BUSTO ARSIZIO – Il Lions Club Gorla Valle Olona dona un elettrocardiografo di ultima generazione alla Pediatria di Busto Arsizio: renderà possibile lo screening cardiologico neonatale per tutti i bimbi venuti al mondo nell’ospedale bustocco. «Questo esame consentirà veramente diagnosi precoci sui piccoli ad un mese dalla nascita» il ringraziamento commosso del primario di pediatria, Simonetta Cherubini. «Dove c’è una necessità, noi ci siamo» garantisce l’avvocato Walter Picco Bellazzi, sotto la cui presidenza Lions è nata questa iniziativa.

La novità

Dal 1° dicembre al presidio ospedaliero di Busto Arsizio partirà lo screening cardiologico neonatale, una novità resa possibile dalla donazione di un elettrocardiografo di ultima generazione da parte del Lions Club Gorla Valle Olona, su input del past president Walter Picco Bellazzi. Un’operazione da circa 5000 euro: questo il costo complessivo dell’acquisto del macchinario. Dotata di telerefertazione in tempo reale, la nuova apparecchiatura consentirà un invio rapido dei tracciati e dei referti tra Pediatria e Cardiologia, garantendo un percorso diagnostico più veloce e preciso per i neonati. «Il tutto sarà possibile grazie alla disponibilità del personale infermieristico, che si farà carico di circa 700 esami all’anno – tanti sono i bimbi che vengono alla luce nella maternità di Busto Arsizio (sono stati 754 nel 2024) – e dell’equipe dei cardiologi (diretta dal dottor Fabio Barlocco) che referteranno le analisi in tempo reale per effettuare diagnosi precoci» sottolinea la direttrice della Pediatria, Simonetta Cherubini.

Più diagnosi precoci

«Il Presidente e i Soci del Club hanno dimostrato, ancora una volta, la loro sensibilità rivolgendo l’attenzione ai bambini e alle famiglie, oltre che affetto e supporto al lavoro degli operatori sanitari di questo reparto – rimarca il primario di pediatria, ricordando l’importanza di uno screening precoce – le cardiopatie in epoca neonatale rappresentano la malformazione più frequente. L’elettrocardiogramma eseguito al mese di vita è un ottimo strumento per rilevare alcune cardiopatie congenite silenti, o nell’identificazione di aritmie o di anomalie elettriche ad elevato rischio di aritmia, come la sindrome del QT lungo, responsabile della sindrome della morte in culla». Insomma, un “plus” «non così scontato» che eleva notevolmente lo standard di cura offerto da uno dei reparti d’eccellenza dell’ospedale di Busto Arsizio, rafforzandone il lavoro multidisciplinare.

Passo in avanti

Un aspetto, quest’ultimo, su cui pone l’accento la direttrice sanitaria di ASST Valle Olona Francesca Crespi: «È un grande passo in avanti.
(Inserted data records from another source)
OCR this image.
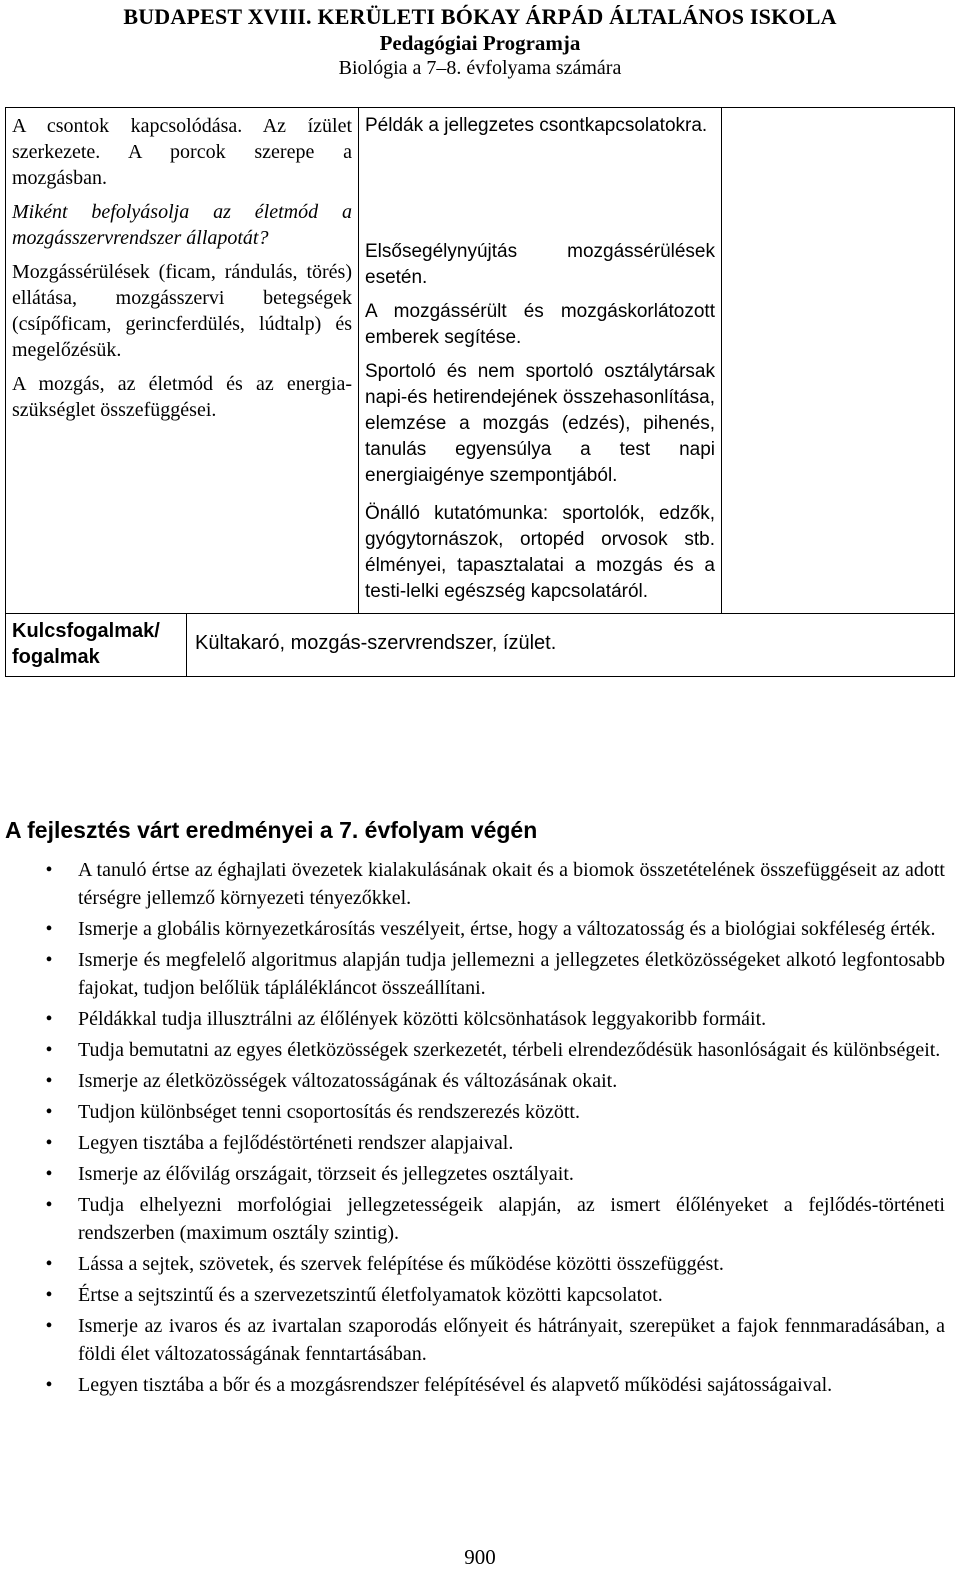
BUDAPEST XVIII. KERÜLETI BÓKAY ÁRPÁD ÁLTALÁNOS ISKOLA
Pedagógiai Programja
Biológia a 7–8. évfolyama számára
A csontok kapcsolódása. Az ízület szerkezete. A porcok szerepe a mozgásban.
Miként befolyásolja az életmód a mozgásszervrendszer állapotát?
Mozgássérülések (ficam, rándulás, törés) ellátása, mozgásszervi betegségek (csípőficam, gerincferdülés, lúdtalp) és megelőzésük.
A mozgás, az életmód és az energia-szükséglet összefüggései.

Példák a jellegzetes csontkapcsolatokra.
Elsősegélynyújtás mozgássérülések esetén.
A mozgássérült és mozgáskorlátozott emberek segítése.
Sportoló és nem sportoló osztálytársak napi-és hetirendejének összehasonlítása, elemzése a mozgás (edzés), pihenés, tanulás egyensúlya a test napi energiaigénye szempontjából.
Önálló kutatómunka: sportolók, edzők, gyógytornászok, ortopéd orvosok stb. élményei, tapasztalatai a mozgás és a testi-lelki egészség kapcsolatáról.

Kulcsfogalmak/
fogalmak
	Kültakaró, mozgás-szervrendszer, ízület.
A fejlesztés várt eredményei a 7. évfolyam végén
• A tanuló értse az éghajlati övezetek kialakulásának okait és a biomok összetételének összefüggéseit az adott térségre jellemző környezeti tényezőkkel.
• Ismerje a globális környezetkárosítás veszélyeit, értse, hogy a változatosság és a biológiai sokféleség érték.
• Ismerje és megfelelő algoritmus alapján tudja jellemezni a jellegzetes életközösségeket alkotó legfontosabb fajokat, tudjon belőlük táplálékláncot összeállítani.
• Példákkal tudja illusztrálni az élőlények közötti kölcsönhatások leggyakoribb formáit.
• Tudja bemutatni az egyes életközösségek szerkezetét, térbeli elrendeződésük hasonlóságait és különbségeit.
• Ismerje az életközösségek változatosságának és változásának okait.
• Tudjon különbséget tenni csoportosítás és rendszerezés között.
• Legyen tisztába a fejlődéstörténeti rendszer alapjaival.
• Ismerje az élővilág országait, törzseit és jellegzetes osztályait.
• Tudja elhelyezni morfológiai jellegzetességeik alapján, az ismert élőlényeket a fejlődés-történeti rendszerben (maximum osztály szintig).
• Lássa a sejtek, szövetek, és szervek felépítése és működése közötti összefüggést.
• Értse a sejtszintű és a szervezetszintű életfolyamatok közötti kapcsolatot.
• Ismerje az ivaros és az ivartalan szaporodás előnyeit és hátrányait, szerepüket a fajok fennmaradásában, a földi élet változatosságának fenntartásában.
• Legyen tisztába a bőr és a mozgásrendszer felépítésével és alapvető működési sajátosságaival.
900
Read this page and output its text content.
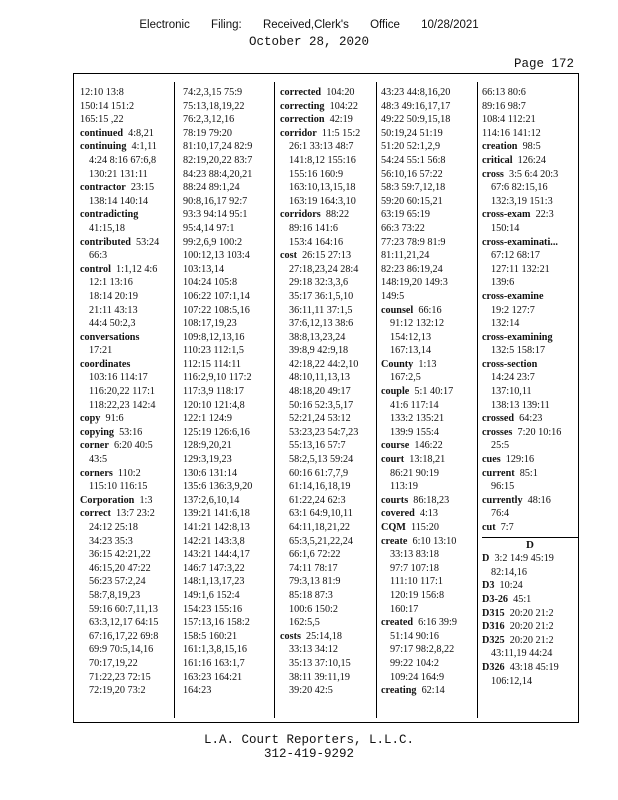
Electronic Filing: Received,Clerk's Office 10/28/2021
October 28, 2020
Page 172
12:10 13:8
150:14 151:2
165:15 ,22
continued 4:8,21
continuing 4:1,11
4:24 8:16 67:6,8
130:21 131:11
contractor 23:15
138:14 140:14
contradicting
41:15,18
contributed 53:24
66:3
control 1:1,12 4:6
12:1 13:16
18:14 20:19
21:11 43:13
44:4 50:2,3
conversations
17:21
coordinates
103:16 114:17
116:20,22 117:1
118:22,23 142:4
copy 91:6
copying 53:16
corner 6:20 40:5
43:5
corners 110:2
115:10 116:15
Corporation 1:3
correct 13:7 23:2
24:12 25:18
34:23 35:3
36:15 42:21,22
46:15,20 47:22
56:23 57:2,24
58:7,8,19,23
59:16 60:7,11,13
63:3,12,17 64:15
67:16,17,22 69:8
69:9 70:5,14,16
70:17,19,22
71:22,23 72:15
72:19,20 73:2
74:2,3,15 75:9
75:13,18,19,22
76:2,3,12,16
78:19 79:20
81:10,17,24 82:9
82:19,20,22 83:7
84:23 88:4,20,21
88:24 89:1,24
90:8,16,17 92:7
93:3 94:14 95:1
95:4,14 97:1
99:2,6,9 100:2
100:12,13 103:4
103:13,14
104:24 105:8
106:22 107:1,14
107:22 108:5,16
108:17,19,23
109:8,12,13,16
110:23 112:1,5
112:15 114:11
116:2,9,10 117:2
117:3,9 118:17
120:10 121:4,8
122:1 124:9
125:19 126:6,16
128:9,20,21
129:3,19,23
130:6 131:14
135:6 136:3,9,20
137:2,6,10,14
139:21 141:6,18
141:21 142:8,13
142:21 143:3,8
143:21 144:4,17
146:7 147:3,22
148:1,13,17,23
149:1,6 152:4
154:23 155:16
157:13,16 158:2
158:5 160:21
161:1,3,8,15,16
161:16 163:1,7
163:23 164:21
164:23
corrected 104:20
correcting 104:22
correction 42:19
corridor 11:5 15:2
26:1 33:13 48:7
141:8,12 155:16
155:16 160:9
163:10,13,15,18
163:19 164:3,10
corridors 88:22
89:16 141:6
153:4 164:16
cost 26:15 27:13
27:18,23,24 28:4
29:18 32:3,3,6
35:17 36:1,5,10
36:11,11 37:1,5
37:6,12,13 38:6
38:8,13,23,24
39:8,9 42:9,18
42:18,22 44:2,10
48:10,11,13,13
48:18,20 49:17
50:16 52:3,5,17
52:21,24 53:12
53:23,23 54:7,23
55:13,16 57:7
58:2,5,13 59:24
60:16 61:7,7,9
61:14,16,18,19
61:22,24 62:3
63:1 64:9,10,11
64:11,18,21,22
65:3,5,21,22,24
66:1,6 72:22
74:11 78:17
79:3,13 81:9
85:18 87:3
100:6 150:2
162:5,5
costs 25:14,18
33:13 34:12
35:13 37:10,15
38:11 39:11,19
39:20 42:5
43:23 44:8,16,20
48:3 49:16,17,17
49:22 50:9,15,18
50:19,24 51:19
51:20 52:1,2,9
54:24 55:1 56:8
56:10,16 57:22
58:3 59:7,12,18
59:20 60:15,21
63:19 65:19
66:3 73:22
77:23 78:9 81:9
81:11,21,24
82:23 86:19,24
148:19,20 149:3
149:5
counsel 66:16
91:12 132:12
154:12,13
167:13,14
County 1:13
167:2,5
couple 5:1 40:17
41:6 117:14
133:2 135:21
139:9 155:4
course 146:22
court 13:18,21
86:21 90:19
113:19
courts 86:18,23
covered 4:13
CQM 115:20
create 6:10 13:10
33:13 83:18
97:7 107:18
111:10 117:1
120:19 156:8
160:17
created 6:16 39:9
51:14 90:16
97:17 98:2,8,22
99:22 104:2
109:24 164:9
creating 62:14
66:13 80:6
89:16 98:7
108:4 112:21
114:16 141:12
creation 98:5
critical 126:24
cross 3:5 6:4 20:3
67:6 82:15,16
132:3,19 151:3
cross-exam 22:3
150:14
cross-examinati...
67:12 68:17
127:11 132:21
139:6
cross-examine
19:2 127:7
132:14
cross-examining
132:5 158:17
cross-section
14:24 23:7
137:10,11
138:13 139:11
crossed 64:23
crosses 7:20 10:16
25:5
cues 129:16
current 85:1
96:15
currently 48:16
76:4
cut 7:7
D
D 3:2 14:9 45:19
82:14,16
D3 10:24
D3-26 45:1
D315 20:20 21:2
D316 20:20 21:2
D325 20:20 21:2
43:11,19 44:24
D326 43:18 45:19
106:12,14
L.A. Court Reporters, L.L.C.
312-419-9292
Ringraziamo il Lions Club Gorla Valle Olona per questa importante donazione e per una collaborazione che prosegue da anni». A consegnare il nuovo apparecchio elettrocardiografico è stato il past president del Club, Walter Picco Bellazzi: «Dove c’è una necessità, i Lions ci sono. Da anni collaboriamo con la dottoressa Cherubini, ascoltiamo i bisogni del reparto da lei diretto e interveniamo fornendo tutto il supporto e l’aiuto essenziale».